ELECTRICAL CONDUCTIVITY OF CORDIERITE

Abstract

Electrical ac-conductivity parameters (real part of impedance (Z′), imaginary part of impedance (-Z″) and parallel capacity (Cp)) of a low iron cordierite single crystal from White Well, Australia (Mg1.91 Fe0.08 Mn0.01Al3.95 Si5.01 (Na0.05, 0.56 H2O, mCO2)) (Pryce, 1973) were studied in the temperature range 200 to 820°C and frequency range 25 – 106 Hz with a test signal voltage of 1.0 volt. Measurements on the 4.2 x 3.4 x 4.7 mm sample were conducted in the crystallographic [001]- and [100] -directions in order to elucidate the electrical behaviour of this orthorhombic framework silicate parallel and normal to its c-parallel channel elements which host a variety of alkali and fluid components. The first heating excursion up to 900°C took ca. 8 hours to allow a slow degassing of the fluid components. The electrical parameters were monitored during this irreversible process.
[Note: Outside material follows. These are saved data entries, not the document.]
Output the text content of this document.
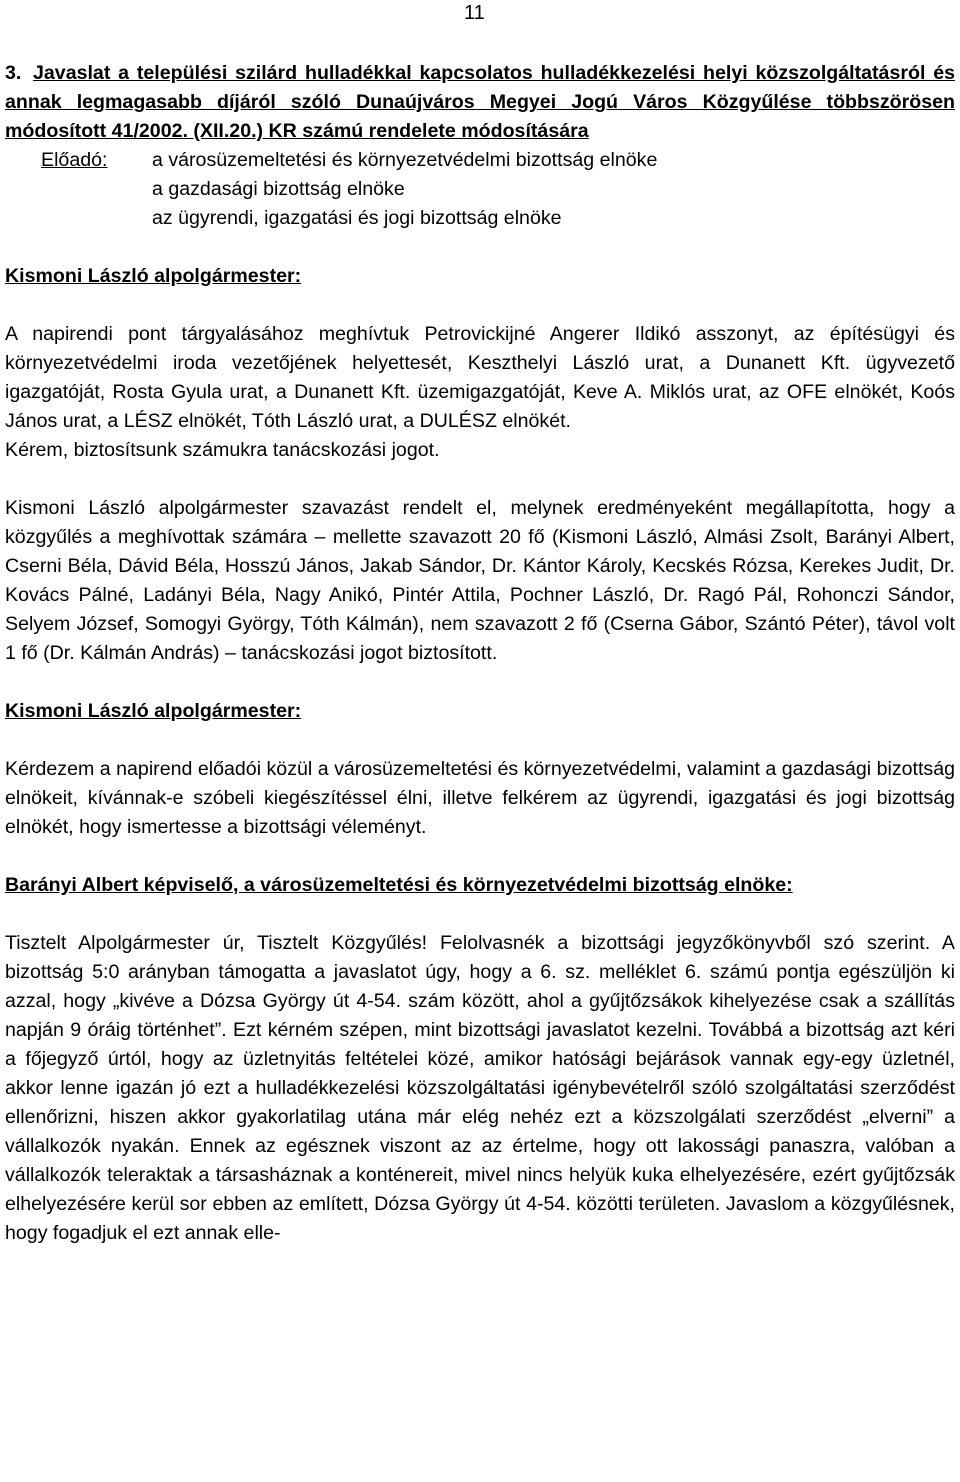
11

3. Javaslat a települési szilárd hulladékkal kapcsolatos hulladékkezelési helyi közszolgáltatásról és annak legmagasabb díjáról szóló Dunaújváros Megyei Jogú Város Közgyűlése többszörösen módosított 41/2002. (XII.20.) KR számú rendelete módosítására

Előadó: a városüzemeltetési és környezetvédelmi bizottság elnöke

a gazdasági bizottság elnöke

az ügyrendi, igazgatási és jogi bizottság elnöke

Kismoni László alpolgármester:

A napirendi pont tárgyalásához meghívtuk Petrovickijné Angerer Ildikó asszonyt, az építésügyi és környezetvédelmi iroda vezetőjének helyettesét, Keszthelyi László urat, a Dunanett Kft. ügyvezető igazgatóját, Rosta Gyula urat, a Dunanett Kft. üzemigazgatóját, Keve A. Miklós urat, az OFE elnökét, Koós János urat, a LÉSZ elnökét, Tóth László urat, a DULÉSZ elnökét.

Kérem, biztosítsunk számukra tanácskozási jogot.

Kismoni László alpolgármester szavazást rendelt el, melynek eredményeként megállapította, hogy a közgyűlés a meghívottak számára – mellette szavazott 20 fő (Kismoni László, Almási Zsolt, Barányi Albert, Cserni Béla, Dávid Béla, Hosszú János, Jakab Sándor, Dr. Kántor Károly, Kecskés Rózsa, Kerekes Judit, Dr. Kovács Pálné, Ladányi Béla, Nagy Anikó, Pintér Attila, Pochner László, Dr. Ragó Pál, Rohonczi Sándor, Selyem József, Somogyi György, Tóth Kálmán), nem szavazott 2 fő (Cserna Gábor, Szántó Péter), távol volt 1 fő (Dr. Kálmán András) – tanácskozási jogot biztosított.

Kismoni László alpolgármester:

Kérdezem a napirend előadói közül a városüzemeltetési és környezetvédelmi, valamint a gazdasági bizottság elnökeit, kívánnak-e szóbeli kiegészítéssel élni, illetve felkérem az ügyrendi, igazgatási és jogi bizottság elnökét, hogy ismertesse a bizottsági véleményt.

Barányi Albert képviselő, a városüzemeltetési és környezetvédelmi bizottság elnöke:

Tisztelt Alpolgármester úr, Tisztelt Közgyűlés! Felolvasnék a bizottsági jegyzőkönyvből szó szerint. A bizottság 5:0 arányban támogatta a javaslatot úgy, hogy a 6. sz. melléklet 6. számú pontja egészüljön ki azzal, hogy „kivéve a Dózsa György út 4-54. szám között, ahol a gyűjtőzsákok kihelyezése csak a szállítás napján 9 óráig történhet”. Ezt kérném szépen, mint bizottsági javaslatot kezelni. Továbbá a bizottság azt kéri a főjegyző úrtól, hogy az üzletnyitás feltételei közé, amikor hatósági bejárások vannak egy-egy üzletnél, akkor lenne igazán jó ezt a hulladékkezelési közszolgáltatási igénybevételről szóló szolgáltatási szerződést ellenőrizni, hiszen akkor gyakorlatilag utána már elég nehéz ezt a közszolgálati szerződést „elverni” a vállalkozók nyakán. Ennek az egésznek viszont az az értelme, hogy ott lakossági panaszra, valóban a vállalkozók teleraktak a társasháznak a konténereit, mivel nincs helyük kuka elhelyezésére, ezért gyűjtőzsák elhelyezésére kerül sor ebben az említett, Dózsa György út 4-54. közötti területen. Javaslom a közgyűlésnek, hogy fogadjuk el ezt annak elle-
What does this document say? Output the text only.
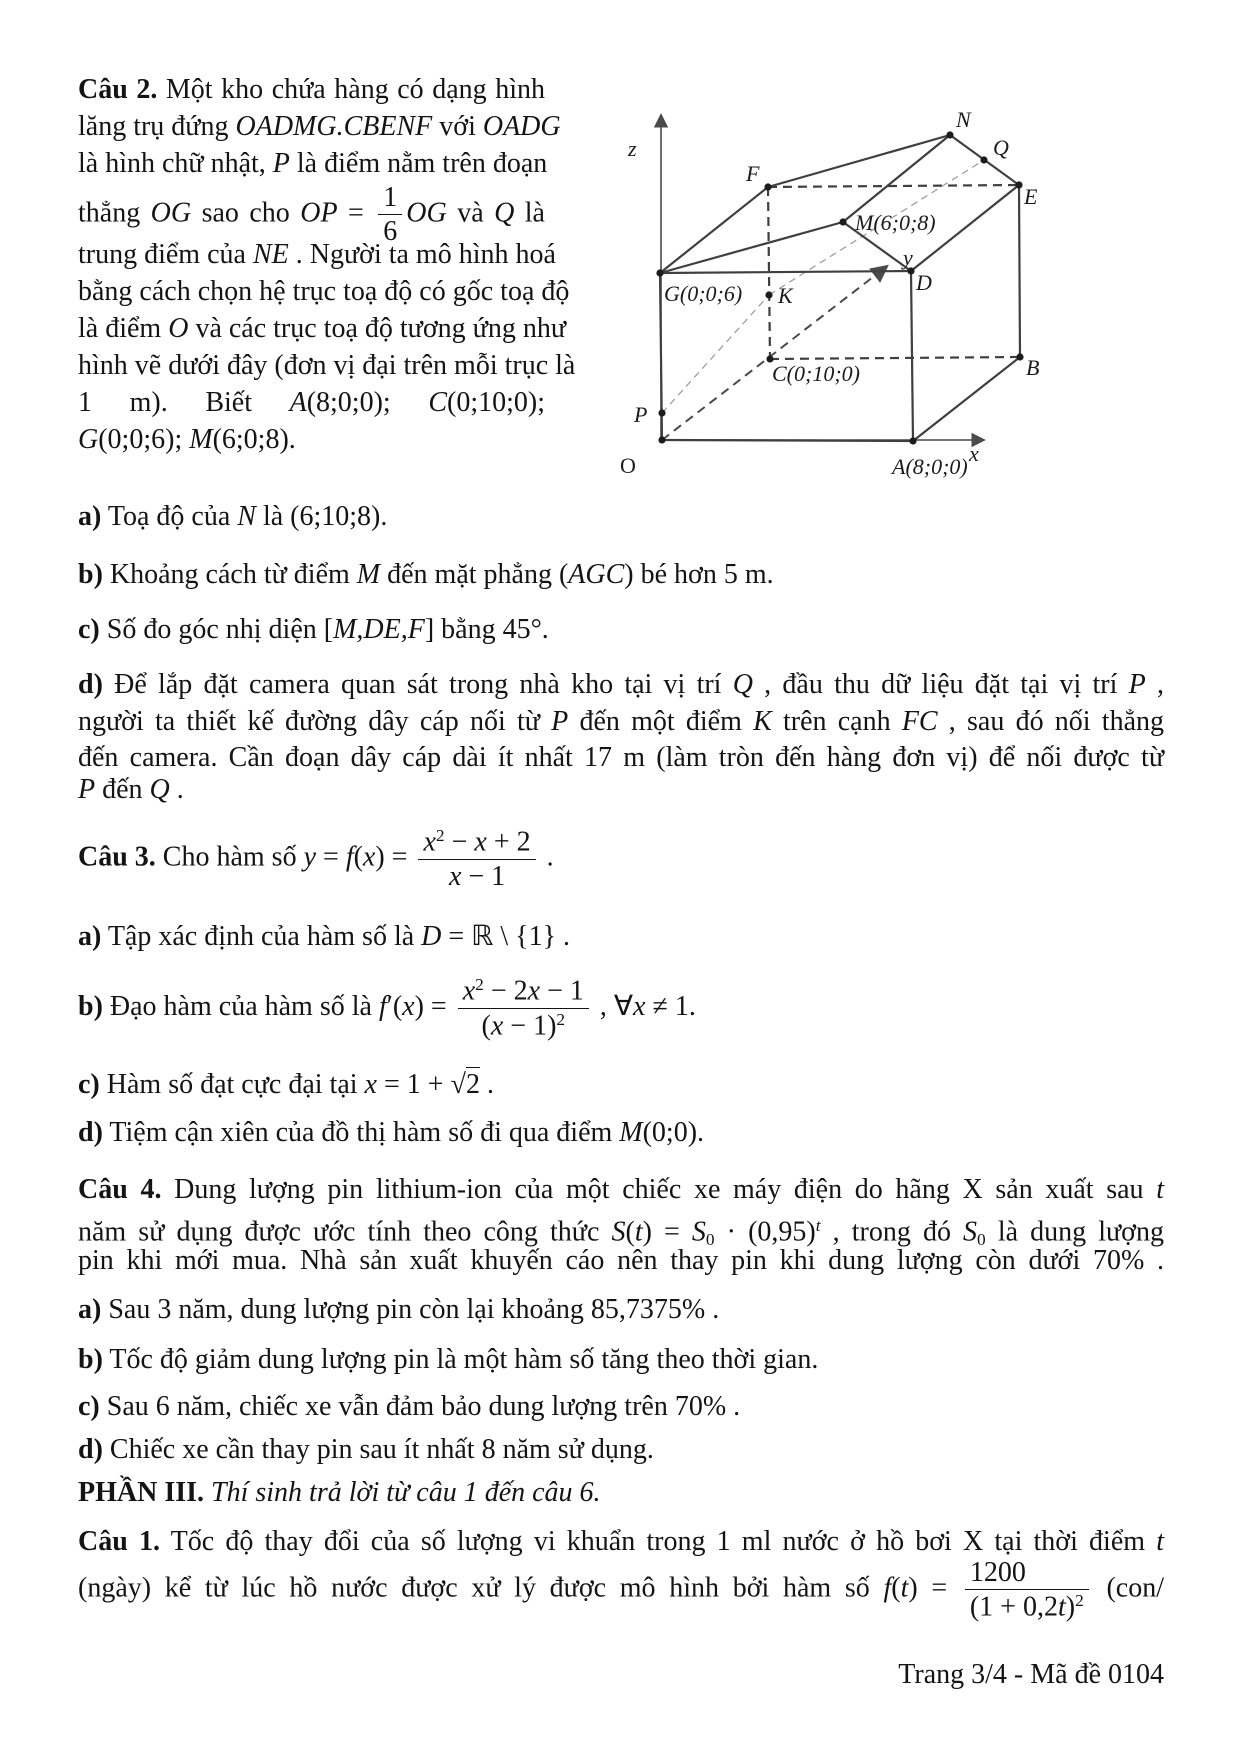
Câu 2. Một kho chứa hàng có dạng hình
lăng trụ đứng OADMG.CBENF với OADG
là hình chữ nhật, P là điểm nằm trên đoạn
thẳng OG sao cho OP = $\frac{1}{6}$ OG và Q là
trung điểm của NE . Người ta mô hình hoá
bằng cách chọn hệ trục toạ độ có gốc toạ độ
là điểm O và các trục toạ độ tương ứng như
hình vẽ dưới đây (đơn vị đại trên mỗi trục là
1 m). Biết A(8;0;0); C(0;10;0);
G(0;0;6); M(6;0;8).
z
x
y
N
Q
F
E
M(6;0;8)
D
G(0;0;6) K
C(0;10;0)	B
P
O	A(8;0;0)
a) Toạ độ của N là (6;10;8).
b) Khoảng cách từ điểm M đến mặt phẳng (AGC) bé hơn 5 m.
c) Số đo góc nhị diện [M,DE,F] bằng 45°.
d) Để lắp đặt camera quan sát trong nhà kho tại vị trí Q , đầu thu dữ liệu đặt tại vị trí P ,
người ta thiết kế đường dây cáp nối từ P đến một điểm K trên cạnh FC , sau đó nối thẳng
đến camera. Cần đoạn dây cáp dài ít nhất 17 m (làm tròn đến hàng đơn vị) để nối được từ
P đến Q .
Câu 3. Cho hàm số $y = f(x) = \frac{x^2 - x + 2}{x - 1}$ .
a) Tập xác định của hàm số là D = ℝ \ {1} .
b) Đạo hàm của hàm số là $f'(x) = \frac{x^2 - 2x - 1}{(x - 1)^2}$ , ∀x ≠ 1.
c) Hàm số đạt cực đại tại x = 1 + √2 .
d) Tiệm cận xiên của đồ thị hàm số đi qua điểm M(0;0).
Câu 4. Dung lượng pin lithium-ion của một chiếc xe máy điện do hãng X sản xuất sau t
năm sử dụng được ước tính theo công thức $S(t) = S_0 \cdot (0,95)^t$ , trong đó $S_0$ là dung lượng
pin khi mới mua. Nhà sản xuất khuyến cáo nên thay pin khi dung lượng còn dưới 70% .
a) Sau 3 năm, dung lượng pin còn lại khoảng 85,7375% .
b) Tốc độ giảm dung lượng pin là một hàm số tăng theo thời gian.
c) Sau 6 năm, chiếc xe vẫn đảm bảo dung lượng trên 70% .
d) Chiếc xe cần thay pin sau ít nhất 8 năm sử dụng.
PHẦN III. Thí sinh trả lời từ câu 1 đến câu 6.
Câu 1. Tốc độ thay đổi của số lượng vi khuẩn trong 1 ml nước ở hồ bơi X tại thời điểm t
(ngày) kể từ lúc hồ nước được xử lý được mô hình bởi hàm số $f(t) = \frac{1200}{(1 + 0,2t)^2} (con/$
Trang 3/4 - Mã đề 0104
The subsequent measurement cycles did not exceed 820°C and yielded reproducible data. The data obtained in the two different crystallographic directions indicate a considerable anisotropy in electrical behaviour. While plots of the Z′- vs. -Z″-data obtained in the [001]-direction show two semicircular arcs, those in the [100] -direction display only one such arc. Each of the arcs may be related to a charge transfer process in the crystal. Estimates of the activation energies of the different inferred charge transfer processes derived from a plot of extrapolated RDC vs. 1/T are 0.75 and 0.83 eV for the [001]- and 0.85 eV for the [100] -direction. The occurrence of different charge transfer processes combined with large differences in the values of the Z′- and - Z″-parameters indicate a considerable anisotropic electrical behaviour of cordierite which can clearly be related to its structural characteristics. Further work is needed to elucidate the electrical conduction mechanisms.